Filistinli kadın muhabir Şirin Ebu Akile’nin İsrail askerleri tarafından katledilmesi ve cenazesine yapılan saldırıyı hatırlatan Önlü, "Günlerdir İsrail tarafından bir cenazeye karşı yapılmış lanet ve insanlık dışı tutumu lanetleyenler ve terörizm olarak tanımlayanlar, aynı lanet tutumu burada sergiledi. Çünkü onların zihniyeti de aynı. O da işgalcidir, değerleri yok sayan ve gaspçıdır" diye belirtti. 
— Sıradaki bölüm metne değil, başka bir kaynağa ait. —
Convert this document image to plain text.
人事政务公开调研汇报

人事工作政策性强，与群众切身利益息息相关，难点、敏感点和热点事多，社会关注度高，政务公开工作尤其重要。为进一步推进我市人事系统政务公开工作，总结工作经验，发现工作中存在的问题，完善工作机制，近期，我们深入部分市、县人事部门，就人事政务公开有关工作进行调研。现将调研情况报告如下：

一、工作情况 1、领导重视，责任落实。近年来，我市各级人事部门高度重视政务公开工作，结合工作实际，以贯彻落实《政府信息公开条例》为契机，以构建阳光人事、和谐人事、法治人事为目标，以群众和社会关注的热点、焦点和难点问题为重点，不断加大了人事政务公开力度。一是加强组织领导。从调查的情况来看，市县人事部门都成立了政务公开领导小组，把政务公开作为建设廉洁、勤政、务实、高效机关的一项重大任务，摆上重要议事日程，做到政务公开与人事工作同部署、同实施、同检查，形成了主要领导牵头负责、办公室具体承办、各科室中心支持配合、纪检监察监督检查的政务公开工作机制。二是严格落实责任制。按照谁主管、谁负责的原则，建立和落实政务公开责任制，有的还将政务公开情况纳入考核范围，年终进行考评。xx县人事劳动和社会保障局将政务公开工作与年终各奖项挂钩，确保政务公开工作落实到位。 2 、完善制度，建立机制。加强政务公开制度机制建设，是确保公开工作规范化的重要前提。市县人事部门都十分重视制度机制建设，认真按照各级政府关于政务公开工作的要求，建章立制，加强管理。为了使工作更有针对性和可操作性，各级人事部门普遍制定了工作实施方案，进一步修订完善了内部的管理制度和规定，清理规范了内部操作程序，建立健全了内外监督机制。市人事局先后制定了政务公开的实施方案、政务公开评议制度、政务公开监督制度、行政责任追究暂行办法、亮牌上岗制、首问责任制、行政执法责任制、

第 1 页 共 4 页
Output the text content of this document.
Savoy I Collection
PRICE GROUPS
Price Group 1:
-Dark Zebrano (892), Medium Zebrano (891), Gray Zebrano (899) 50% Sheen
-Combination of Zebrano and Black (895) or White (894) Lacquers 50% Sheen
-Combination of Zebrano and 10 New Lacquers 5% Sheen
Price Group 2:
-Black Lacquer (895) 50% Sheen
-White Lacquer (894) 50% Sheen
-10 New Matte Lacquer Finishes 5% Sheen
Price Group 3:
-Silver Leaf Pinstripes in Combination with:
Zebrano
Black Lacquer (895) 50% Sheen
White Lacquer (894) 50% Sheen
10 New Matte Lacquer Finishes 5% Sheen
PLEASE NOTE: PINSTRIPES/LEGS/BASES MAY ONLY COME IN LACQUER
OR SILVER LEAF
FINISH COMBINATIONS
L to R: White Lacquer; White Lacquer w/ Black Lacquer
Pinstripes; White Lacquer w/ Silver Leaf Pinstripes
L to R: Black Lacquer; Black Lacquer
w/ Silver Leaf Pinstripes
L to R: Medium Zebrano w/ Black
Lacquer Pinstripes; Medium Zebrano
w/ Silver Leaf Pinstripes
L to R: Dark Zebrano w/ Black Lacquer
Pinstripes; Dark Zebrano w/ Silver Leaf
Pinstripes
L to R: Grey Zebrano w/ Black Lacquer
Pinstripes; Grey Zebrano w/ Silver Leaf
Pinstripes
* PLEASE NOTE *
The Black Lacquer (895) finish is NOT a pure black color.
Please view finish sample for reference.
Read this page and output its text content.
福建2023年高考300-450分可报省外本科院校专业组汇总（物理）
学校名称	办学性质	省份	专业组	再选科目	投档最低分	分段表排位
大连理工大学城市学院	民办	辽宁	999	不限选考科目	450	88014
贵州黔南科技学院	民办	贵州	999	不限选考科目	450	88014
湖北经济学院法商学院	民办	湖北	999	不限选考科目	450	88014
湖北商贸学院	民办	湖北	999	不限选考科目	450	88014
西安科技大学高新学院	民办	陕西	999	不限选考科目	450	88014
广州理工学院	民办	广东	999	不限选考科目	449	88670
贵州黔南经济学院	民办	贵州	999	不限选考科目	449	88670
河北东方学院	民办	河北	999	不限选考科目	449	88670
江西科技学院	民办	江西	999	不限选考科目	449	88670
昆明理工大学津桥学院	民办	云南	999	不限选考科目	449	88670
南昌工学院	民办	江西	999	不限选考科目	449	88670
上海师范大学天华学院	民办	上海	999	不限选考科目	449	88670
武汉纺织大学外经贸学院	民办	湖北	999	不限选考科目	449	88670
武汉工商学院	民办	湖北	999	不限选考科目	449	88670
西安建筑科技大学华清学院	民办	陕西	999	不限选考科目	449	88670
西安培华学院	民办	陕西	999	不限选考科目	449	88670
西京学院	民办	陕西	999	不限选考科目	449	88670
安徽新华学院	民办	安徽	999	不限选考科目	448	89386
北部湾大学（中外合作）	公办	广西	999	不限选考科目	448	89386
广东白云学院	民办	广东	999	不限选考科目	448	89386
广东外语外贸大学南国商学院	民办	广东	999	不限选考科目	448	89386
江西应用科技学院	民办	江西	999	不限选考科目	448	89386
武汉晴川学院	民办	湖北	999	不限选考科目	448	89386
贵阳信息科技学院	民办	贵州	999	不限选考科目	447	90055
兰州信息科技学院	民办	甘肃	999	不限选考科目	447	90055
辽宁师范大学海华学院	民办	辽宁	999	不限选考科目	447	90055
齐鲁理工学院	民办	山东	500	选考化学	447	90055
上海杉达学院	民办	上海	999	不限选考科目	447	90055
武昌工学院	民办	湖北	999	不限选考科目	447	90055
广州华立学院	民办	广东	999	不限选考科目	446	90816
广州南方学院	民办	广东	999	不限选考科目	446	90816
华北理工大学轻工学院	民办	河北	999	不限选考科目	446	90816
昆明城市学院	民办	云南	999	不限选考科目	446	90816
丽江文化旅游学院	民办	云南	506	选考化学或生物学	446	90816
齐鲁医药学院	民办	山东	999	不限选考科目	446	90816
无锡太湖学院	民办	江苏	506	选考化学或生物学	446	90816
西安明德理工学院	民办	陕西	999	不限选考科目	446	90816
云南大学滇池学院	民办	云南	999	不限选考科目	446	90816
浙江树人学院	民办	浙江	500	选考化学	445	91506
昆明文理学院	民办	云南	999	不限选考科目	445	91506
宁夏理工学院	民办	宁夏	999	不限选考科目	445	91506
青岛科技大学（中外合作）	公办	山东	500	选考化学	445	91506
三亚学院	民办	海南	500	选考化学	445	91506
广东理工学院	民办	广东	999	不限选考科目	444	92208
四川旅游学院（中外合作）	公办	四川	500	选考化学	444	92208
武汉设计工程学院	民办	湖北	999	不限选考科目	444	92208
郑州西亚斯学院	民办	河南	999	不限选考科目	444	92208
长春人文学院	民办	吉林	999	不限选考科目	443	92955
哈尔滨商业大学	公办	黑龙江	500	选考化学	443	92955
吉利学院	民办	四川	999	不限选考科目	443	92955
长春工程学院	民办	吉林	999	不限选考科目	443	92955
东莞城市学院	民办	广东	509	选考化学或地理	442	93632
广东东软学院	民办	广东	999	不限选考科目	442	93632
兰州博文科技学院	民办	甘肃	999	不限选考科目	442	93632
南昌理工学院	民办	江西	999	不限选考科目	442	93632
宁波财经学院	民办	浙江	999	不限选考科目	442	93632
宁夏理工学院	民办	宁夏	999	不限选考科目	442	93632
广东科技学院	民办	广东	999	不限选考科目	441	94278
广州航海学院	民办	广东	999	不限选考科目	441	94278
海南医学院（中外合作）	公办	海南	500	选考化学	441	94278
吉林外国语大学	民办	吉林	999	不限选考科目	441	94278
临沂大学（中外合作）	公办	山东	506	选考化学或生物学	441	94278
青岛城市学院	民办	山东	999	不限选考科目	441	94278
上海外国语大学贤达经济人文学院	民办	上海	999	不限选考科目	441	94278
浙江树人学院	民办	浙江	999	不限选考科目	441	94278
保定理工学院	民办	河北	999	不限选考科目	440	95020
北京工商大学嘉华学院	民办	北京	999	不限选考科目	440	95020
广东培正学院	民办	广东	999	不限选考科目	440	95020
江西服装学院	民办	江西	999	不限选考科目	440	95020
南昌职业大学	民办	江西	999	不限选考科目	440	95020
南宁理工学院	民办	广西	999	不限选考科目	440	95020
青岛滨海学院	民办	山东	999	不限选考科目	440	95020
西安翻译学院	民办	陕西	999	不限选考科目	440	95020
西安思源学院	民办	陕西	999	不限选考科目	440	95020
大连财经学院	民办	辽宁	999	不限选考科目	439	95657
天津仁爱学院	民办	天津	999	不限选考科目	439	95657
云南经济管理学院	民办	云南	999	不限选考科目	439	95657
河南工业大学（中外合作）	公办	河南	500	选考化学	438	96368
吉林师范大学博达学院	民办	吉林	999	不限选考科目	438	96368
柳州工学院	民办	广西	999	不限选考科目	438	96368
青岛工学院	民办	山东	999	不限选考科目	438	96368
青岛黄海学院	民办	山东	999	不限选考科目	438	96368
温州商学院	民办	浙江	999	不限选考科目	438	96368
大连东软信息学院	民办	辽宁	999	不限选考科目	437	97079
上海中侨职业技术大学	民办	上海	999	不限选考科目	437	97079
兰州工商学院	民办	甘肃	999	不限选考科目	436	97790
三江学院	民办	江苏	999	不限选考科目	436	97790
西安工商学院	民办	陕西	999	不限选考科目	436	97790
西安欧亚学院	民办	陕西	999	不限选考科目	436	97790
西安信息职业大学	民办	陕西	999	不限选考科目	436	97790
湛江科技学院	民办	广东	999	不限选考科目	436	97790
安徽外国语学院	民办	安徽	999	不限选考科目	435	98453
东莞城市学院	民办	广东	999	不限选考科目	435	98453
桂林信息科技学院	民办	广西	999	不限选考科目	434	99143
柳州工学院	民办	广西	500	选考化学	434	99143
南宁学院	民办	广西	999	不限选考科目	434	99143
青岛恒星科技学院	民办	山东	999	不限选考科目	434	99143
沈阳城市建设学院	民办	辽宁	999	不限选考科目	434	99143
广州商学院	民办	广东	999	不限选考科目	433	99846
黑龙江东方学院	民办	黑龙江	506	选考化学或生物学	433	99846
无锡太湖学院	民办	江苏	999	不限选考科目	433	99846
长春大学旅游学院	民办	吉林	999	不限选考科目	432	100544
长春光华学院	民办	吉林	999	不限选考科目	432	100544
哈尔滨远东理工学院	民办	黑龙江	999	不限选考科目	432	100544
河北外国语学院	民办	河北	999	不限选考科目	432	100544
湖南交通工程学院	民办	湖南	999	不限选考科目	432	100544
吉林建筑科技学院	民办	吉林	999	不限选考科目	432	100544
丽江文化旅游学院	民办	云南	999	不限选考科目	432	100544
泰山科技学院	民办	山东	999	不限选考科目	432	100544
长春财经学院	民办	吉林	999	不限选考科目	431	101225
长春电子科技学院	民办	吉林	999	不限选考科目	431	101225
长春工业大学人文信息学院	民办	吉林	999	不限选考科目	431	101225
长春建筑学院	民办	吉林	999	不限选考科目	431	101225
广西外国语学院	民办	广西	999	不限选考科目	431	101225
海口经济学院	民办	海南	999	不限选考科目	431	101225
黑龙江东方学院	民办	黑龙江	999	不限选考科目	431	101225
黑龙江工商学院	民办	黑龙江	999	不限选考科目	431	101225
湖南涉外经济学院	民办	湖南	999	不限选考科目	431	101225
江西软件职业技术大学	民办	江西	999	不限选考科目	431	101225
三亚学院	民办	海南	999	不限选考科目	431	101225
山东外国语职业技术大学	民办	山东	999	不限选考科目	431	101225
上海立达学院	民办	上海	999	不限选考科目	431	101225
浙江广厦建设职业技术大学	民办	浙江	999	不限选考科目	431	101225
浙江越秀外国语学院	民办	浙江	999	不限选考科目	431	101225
Önlü, ayrıca İsrail askerlerinin tutumunu lanetleyenlerin Aysel Doğan cenazesine yapılan saldırıya görmezden geldiklerine işaret ederek, "Bu riyakârlıktır. Kürt halkı ayaktaydı bu lanet tutuma karşı ve değerlerini sahiplendi. Demokratikleşme adına verilen bir direnişti. Dersim’de bir mesaj daha verildi. 'Suçişleri Bakanı', ‘yok ettik, bitirdik’ diyordu. Bu halk geçmiş mücadelesi ve değerlerinden hiçbir yere gitmediğini orada ortaya koymuştur. Biten onların kendi çürümüşlüğüdür" şeklinde konuştu. 
 
‘DİRENİŞ SÜRÜYOR’
 
Dersim’de insanlık değerlerinin ayaklar altına alındığını vurgulayan Önlü, "Bu sadece o gün gerçekleşen bir durumda değildi. Aysel Tuğluk’un annesine yapılanlar, mezarlıkların yıkılması, cenazelerin kargolarla gönderilmesi, insanlık suçu olan kimyasal silahların kullanılması gibi bütün insanlık dışı yöntemleri denenmiştir. Dolayısıyla olan, belki de bu yaşanılanların en bariz şekliydi. Bu nedenle gösterilen direniş Türkiye halklarına umuttur. Bu umudun bitmediği, direnişin devam ettiğidir. Yaratılan her şeyin bu topraklarda mutlaka yaşadığını ve yeri gelince filizlenip kendini göstereceği mesajıydı" ifadelerini kullandı. 
 
Önlü, Kürtlerin cenazelerine ve mezarlıklarına yönelik yapılan saldırılara dikkati çekerek, şunları söyledi: "Bu yapılanlarla amaçlanan çok şey var ama sonuç alamıyorlar. Asimilasyon politikalarıyla, soykırımlarla, köy yakmalarla, cenazelere saldırmalarla, kemiklere bile tahammül etmeyerek bu yaklaşımlarından medet ummuşlardır. Ama sonuç alamıyorlar. Dolayısıyla bu direnme damarının Türkiye halklarına yayılması ve ortak bir mücadele zemininin oluşmasını istemiyorlar. Suruç, Ankara katliamları bunun için değil miydi?" 
 
‘EN MUTLU GÜN’
 
Doğan’ın cenazesinin kitle tarafından sahiplenildiğini ve Doğan'ın çocukluk arkadaşı olan Sakine Cansız’ın yanına defnedildiğini kaydeden Önlü, şöyle devam etti: "Aysel hevalin yaşamı, diğer bir hevalinin dediği gibi 'Hep Kavgaydı Yaşamım' olarak geçti. Hayatı hep kavgayla geçen iki heval, dün yan yana geldiler. Kendi eliyle bu toprağa teslim ettiği yüzlerce arkadaşının yanına gitti. Şimdi hepsi yan yana. İnanıyoruz ki dünkü halkımızın direnişi ve kendi hevallerinin yanında oluşuyla en mutlu günüydü."